Vascular dementia revisited: diagnosis, pathogenesis, treatment, and prevention.
Review
Overview
abstract
VaD is the second most common cause of dementia in the elderly after AD. VaD is defined as the loss of cognitive function resulting from ischemic, ischemic-hypoxic, or hemorrhagic brain lesions as a result of CVD and cardiovascular pathologic changes. Diagnosis requires (1) cognitive loss (often predominantly subcortical), (2) vascular brain lesions demonstrated by imaging, and (3) exclusion of other causes of dementia, such as AD. VaD is excluded by brain imaging showing no evidence of vascular lesions. VaD may be caused by multiple strokes (MID or poststroke dementia) but also by single strategic strokes, multiple lacunes, and hypoperfusive lesions such as border zone infarcts and ischemic periventricular leukoencephalopathy (Binswanger's disease).

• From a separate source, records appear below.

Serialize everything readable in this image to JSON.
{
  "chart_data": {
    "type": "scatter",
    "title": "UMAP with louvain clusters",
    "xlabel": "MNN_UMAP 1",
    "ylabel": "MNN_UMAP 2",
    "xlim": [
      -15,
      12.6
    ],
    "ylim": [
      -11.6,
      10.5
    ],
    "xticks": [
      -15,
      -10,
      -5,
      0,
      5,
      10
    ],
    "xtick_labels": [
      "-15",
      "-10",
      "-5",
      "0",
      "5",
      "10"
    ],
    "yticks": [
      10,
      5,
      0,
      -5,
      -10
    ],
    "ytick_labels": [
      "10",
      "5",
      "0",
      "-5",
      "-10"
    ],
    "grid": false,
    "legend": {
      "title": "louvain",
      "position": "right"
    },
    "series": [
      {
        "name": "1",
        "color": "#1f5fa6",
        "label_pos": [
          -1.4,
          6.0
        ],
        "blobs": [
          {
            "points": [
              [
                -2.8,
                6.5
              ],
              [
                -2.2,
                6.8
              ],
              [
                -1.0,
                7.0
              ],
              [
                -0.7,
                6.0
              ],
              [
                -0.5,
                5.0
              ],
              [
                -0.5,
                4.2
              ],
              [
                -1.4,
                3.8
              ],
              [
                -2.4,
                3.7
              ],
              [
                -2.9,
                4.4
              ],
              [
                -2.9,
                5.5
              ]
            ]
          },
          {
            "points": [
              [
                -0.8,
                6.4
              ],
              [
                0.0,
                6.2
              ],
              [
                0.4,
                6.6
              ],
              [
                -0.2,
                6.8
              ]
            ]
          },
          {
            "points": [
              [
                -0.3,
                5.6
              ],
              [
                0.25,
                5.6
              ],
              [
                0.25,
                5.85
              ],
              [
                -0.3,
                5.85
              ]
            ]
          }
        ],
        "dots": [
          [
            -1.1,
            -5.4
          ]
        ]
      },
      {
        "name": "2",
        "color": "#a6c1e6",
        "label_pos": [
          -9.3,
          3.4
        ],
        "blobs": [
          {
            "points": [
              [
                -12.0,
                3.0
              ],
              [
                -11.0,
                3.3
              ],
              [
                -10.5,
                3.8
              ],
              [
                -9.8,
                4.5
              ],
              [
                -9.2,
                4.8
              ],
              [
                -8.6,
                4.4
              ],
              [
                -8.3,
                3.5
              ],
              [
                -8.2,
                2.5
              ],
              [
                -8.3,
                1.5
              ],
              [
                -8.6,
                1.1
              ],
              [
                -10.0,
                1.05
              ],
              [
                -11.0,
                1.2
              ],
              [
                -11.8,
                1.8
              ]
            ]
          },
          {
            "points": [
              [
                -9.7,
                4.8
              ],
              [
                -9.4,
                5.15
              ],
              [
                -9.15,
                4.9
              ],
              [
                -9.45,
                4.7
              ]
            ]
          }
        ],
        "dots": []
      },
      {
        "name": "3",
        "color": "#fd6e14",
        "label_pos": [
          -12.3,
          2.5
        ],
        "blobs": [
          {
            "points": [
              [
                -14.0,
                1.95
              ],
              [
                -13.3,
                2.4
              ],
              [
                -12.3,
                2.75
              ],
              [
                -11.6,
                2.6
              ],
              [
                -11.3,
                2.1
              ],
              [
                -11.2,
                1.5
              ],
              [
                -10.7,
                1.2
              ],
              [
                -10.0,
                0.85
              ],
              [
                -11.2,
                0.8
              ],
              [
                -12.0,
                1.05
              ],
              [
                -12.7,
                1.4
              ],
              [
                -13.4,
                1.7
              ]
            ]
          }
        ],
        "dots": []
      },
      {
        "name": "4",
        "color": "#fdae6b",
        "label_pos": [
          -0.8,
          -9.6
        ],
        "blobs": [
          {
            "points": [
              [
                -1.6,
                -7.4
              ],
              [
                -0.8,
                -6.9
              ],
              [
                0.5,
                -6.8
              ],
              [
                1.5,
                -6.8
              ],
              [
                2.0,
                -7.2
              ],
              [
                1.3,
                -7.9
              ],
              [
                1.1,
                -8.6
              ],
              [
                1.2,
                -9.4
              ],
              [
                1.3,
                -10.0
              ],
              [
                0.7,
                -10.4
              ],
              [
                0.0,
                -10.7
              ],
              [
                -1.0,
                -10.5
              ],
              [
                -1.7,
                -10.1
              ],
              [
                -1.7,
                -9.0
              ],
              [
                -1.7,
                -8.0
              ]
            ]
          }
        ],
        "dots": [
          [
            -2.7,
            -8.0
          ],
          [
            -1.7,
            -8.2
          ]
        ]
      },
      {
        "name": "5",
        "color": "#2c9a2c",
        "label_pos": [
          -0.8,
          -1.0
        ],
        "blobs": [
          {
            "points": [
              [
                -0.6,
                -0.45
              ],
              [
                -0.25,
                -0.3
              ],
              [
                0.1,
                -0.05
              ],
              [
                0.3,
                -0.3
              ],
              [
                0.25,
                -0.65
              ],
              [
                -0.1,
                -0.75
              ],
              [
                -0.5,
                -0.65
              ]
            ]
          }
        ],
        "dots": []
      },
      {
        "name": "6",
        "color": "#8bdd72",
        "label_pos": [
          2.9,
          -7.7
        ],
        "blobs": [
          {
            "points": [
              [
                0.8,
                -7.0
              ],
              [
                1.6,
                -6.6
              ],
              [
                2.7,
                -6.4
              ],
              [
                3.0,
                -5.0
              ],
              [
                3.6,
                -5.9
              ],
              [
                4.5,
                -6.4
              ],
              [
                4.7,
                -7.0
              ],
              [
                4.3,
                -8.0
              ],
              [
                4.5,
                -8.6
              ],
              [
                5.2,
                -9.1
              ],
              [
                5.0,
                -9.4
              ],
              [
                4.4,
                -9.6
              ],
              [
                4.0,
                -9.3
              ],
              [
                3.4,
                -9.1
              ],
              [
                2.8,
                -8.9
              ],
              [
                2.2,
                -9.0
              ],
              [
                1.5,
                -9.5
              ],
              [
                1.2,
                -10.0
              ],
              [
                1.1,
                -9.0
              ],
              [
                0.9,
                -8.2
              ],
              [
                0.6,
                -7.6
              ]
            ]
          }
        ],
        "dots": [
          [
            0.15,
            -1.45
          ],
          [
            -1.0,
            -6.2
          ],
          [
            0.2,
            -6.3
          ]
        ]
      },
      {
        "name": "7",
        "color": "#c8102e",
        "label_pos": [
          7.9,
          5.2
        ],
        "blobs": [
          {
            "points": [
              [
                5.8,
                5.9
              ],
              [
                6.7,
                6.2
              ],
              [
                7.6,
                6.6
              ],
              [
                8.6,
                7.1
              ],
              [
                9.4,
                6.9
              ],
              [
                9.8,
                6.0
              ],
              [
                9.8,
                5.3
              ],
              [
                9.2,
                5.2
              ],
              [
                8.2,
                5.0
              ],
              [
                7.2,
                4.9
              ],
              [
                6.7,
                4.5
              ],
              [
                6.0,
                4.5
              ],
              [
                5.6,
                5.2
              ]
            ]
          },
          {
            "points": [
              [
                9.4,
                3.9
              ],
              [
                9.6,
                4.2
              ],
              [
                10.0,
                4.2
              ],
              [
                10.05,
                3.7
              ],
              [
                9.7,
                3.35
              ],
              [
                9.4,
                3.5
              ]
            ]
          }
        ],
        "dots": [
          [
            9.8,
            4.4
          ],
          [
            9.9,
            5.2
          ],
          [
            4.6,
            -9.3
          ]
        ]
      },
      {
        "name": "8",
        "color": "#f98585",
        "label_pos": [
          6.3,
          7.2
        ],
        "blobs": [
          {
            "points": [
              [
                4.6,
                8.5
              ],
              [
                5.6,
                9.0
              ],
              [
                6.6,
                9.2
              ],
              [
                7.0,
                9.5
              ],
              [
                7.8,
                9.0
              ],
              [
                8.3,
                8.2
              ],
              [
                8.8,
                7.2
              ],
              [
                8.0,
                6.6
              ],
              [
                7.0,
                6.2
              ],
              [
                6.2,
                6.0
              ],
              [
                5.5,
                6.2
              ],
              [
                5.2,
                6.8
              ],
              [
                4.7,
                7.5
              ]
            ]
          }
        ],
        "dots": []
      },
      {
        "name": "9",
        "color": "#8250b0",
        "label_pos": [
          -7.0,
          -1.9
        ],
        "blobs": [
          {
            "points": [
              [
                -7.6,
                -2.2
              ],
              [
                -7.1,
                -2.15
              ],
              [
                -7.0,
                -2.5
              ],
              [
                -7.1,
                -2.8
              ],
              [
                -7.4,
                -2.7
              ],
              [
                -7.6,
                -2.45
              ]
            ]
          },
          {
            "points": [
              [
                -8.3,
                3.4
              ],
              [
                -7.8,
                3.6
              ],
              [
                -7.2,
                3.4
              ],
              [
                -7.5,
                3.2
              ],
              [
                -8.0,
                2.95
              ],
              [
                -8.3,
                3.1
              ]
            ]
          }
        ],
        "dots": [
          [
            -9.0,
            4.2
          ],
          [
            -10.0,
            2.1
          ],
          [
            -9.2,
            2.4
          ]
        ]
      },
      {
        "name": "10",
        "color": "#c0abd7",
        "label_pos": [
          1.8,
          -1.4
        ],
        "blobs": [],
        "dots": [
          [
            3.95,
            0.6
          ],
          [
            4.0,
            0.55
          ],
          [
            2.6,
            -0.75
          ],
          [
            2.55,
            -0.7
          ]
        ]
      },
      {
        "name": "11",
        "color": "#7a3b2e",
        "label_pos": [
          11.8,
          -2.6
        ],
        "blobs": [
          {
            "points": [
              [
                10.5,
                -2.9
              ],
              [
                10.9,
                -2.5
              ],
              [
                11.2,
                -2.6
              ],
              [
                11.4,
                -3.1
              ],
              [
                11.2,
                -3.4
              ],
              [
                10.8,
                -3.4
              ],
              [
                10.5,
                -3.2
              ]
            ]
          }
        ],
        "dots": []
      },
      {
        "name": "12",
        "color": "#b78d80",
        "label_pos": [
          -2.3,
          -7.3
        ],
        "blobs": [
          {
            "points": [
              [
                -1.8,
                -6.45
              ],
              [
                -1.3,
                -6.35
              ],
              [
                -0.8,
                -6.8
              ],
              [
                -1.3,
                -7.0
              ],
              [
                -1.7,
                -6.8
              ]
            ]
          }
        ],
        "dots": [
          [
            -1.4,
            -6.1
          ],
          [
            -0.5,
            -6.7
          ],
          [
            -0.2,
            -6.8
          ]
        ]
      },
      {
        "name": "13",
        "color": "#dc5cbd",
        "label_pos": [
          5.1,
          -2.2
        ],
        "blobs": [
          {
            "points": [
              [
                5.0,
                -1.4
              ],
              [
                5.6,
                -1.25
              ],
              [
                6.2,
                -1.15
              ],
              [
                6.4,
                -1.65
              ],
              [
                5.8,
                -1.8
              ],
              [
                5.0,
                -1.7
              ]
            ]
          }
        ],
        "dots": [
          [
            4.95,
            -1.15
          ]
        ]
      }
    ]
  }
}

Primary and secondary prevention of stroke and cardiovascular disease decreases the burden of VaD. Genetic advice is needed in patients with familial forms, such as CADASIL. Treatment involves control of risk factors (i.e., hypertension, diabetes, smoking, hyperfibrinogenemia, hyperhomocystinemia, orthostatic hypotension, cardiac arrhythmias). Anticholinergic medications used for AD are also useful in VaD, and atypical antipsychotic agents and antidepressants (e.g., selective serotonin reuptake inhibitors) may be required in some patients.